At present, real-world solutions to these problems are difficult. Private companies are currently taking responsibility for policing their social networks, but new ones keep springing up all the time, and freedom of speech remains alive and well. 

It Can Be Inaccessible

The Internet

Another problem with the current internet is the sorry state of accessibility. While able-bodied people can access online content easily, the same is not true of everyone else. 

“Our research shows that somewhere between 22 and 27% of the population in places like the U.S. and Canada has a disability,” says Apryse, a software development consultancy. “Unfortunately, most websites don’t implement helpful accessibility options for their users, making it harder for them to navigate online.”

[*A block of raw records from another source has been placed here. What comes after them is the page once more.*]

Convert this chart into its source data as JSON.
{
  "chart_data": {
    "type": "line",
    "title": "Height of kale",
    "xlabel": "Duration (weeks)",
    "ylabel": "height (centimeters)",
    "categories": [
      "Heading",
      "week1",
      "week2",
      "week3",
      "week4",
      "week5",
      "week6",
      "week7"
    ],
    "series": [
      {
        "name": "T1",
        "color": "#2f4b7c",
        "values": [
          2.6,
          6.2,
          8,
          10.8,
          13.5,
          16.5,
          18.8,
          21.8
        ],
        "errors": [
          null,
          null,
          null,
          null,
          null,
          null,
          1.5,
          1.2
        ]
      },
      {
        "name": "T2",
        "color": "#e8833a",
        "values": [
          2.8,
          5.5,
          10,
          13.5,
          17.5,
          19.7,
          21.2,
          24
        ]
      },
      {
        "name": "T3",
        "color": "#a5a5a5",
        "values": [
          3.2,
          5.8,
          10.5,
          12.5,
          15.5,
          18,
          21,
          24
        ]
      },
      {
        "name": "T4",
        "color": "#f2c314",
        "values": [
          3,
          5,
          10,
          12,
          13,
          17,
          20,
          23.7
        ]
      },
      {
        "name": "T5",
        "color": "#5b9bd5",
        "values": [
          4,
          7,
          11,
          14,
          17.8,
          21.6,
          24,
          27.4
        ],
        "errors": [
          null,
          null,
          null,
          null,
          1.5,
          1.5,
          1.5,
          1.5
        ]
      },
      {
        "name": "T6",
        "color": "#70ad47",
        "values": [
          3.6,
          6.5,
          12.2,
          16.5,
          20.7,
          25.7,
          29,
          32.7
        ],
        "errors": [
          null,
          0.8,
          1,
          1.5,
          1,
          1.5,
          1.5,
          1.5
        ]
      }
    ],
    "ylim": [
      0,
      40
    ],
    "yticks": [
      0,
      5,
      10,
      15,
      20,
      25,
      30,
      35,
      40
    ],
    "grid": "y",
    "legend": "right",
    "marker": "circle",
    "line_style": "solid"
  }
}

The main problem is PDF accessibility, the company says. These documents can be fabulously helpful in the workplace, but they lack any sort of inherent support for individuals who are hard of hearing or have limited sight. 

“New tools are coming online, but developers must take the lead,” Apryse says. “We’re currently exploring various options to make the tool more accessible. PDFs could become the next standard for accessible documents, as long as the proper development goes into them.”

It Can Promote Misinformation

The internet also needs to change because of its capacity to present misinformation. Even sites like Wikipedia often present false narratives or contain data that deliberately disparages certain individuals, based on their political beliefs. 

Unfortunately, anyone hoping that AI would solve this problem will find themselves sorely disappointed. If anything, these tools often make the problem worse. Many chatbots hallucinate, making plausible-sounding yet false statements.

Furthermore, they commit these errors regularly. AIs constantly fabricate information or get facts mixed up, requiring human correction and oversight. 

It is unclear how to solve this problem. The best solution would be an improved AI that could determine the truth accurately and impartially. However, there are offline alternatives, such as better educating people or spending more time enabling individuals to develop more sophisticated cognitive defenses. 

It Can Reduce Personal Privacy

Another significant risk the internet poses is privacy. Individuals who post information or photos often find themselves giving up sensitive information to search engines and social networks that these entities could potentially use against them. 

We already see predatory advertising practices online. However, these could become much worse as the world becomes more authoritarian. Government agencies could insist on being able to access this data and use it to bully the population. We could also see criminals doing something similar to commit identity theft. 

These are several approaches you can take to improve your privacy and security online already, with many others in the pipeline. The first is to simply use a VPN and disable all tracking on your devices. These solutions reroute your connection through third-party servers, hiding your connection, location, and identity. 

The second tip is to avoid posting any information about yourself online, including your social media pages. We already know that AI companies are feeding this data into their systems to increase their reasoning capacity and knowledge of individuals. 

You can also try using private social sharing networks that respect users’ privacy more and hide content behind various firewalls. 

It Can Promote The Digital Divide

Finally, the internet is promoting the development of a digital divide. The people who have access to it can make enormous sums of money and have more opportunities, while those who don’t are left stuck in traditional economic structures and left out of sharing in the growing economic pie. 

Fortunately, the world is solving this problem rapidly. Recent estimates put the internet-connected population at a staggering 5 billion people, or more than 60% of the global population. However, there is still a long way to go if the digital divide is to go away. 

“Accessibility is actually a driver of the digital divide,” Apryse says. “When people can’t access the internet, whether the cause is poverty or disability, it creates imbalances that we would like to see eliminated.”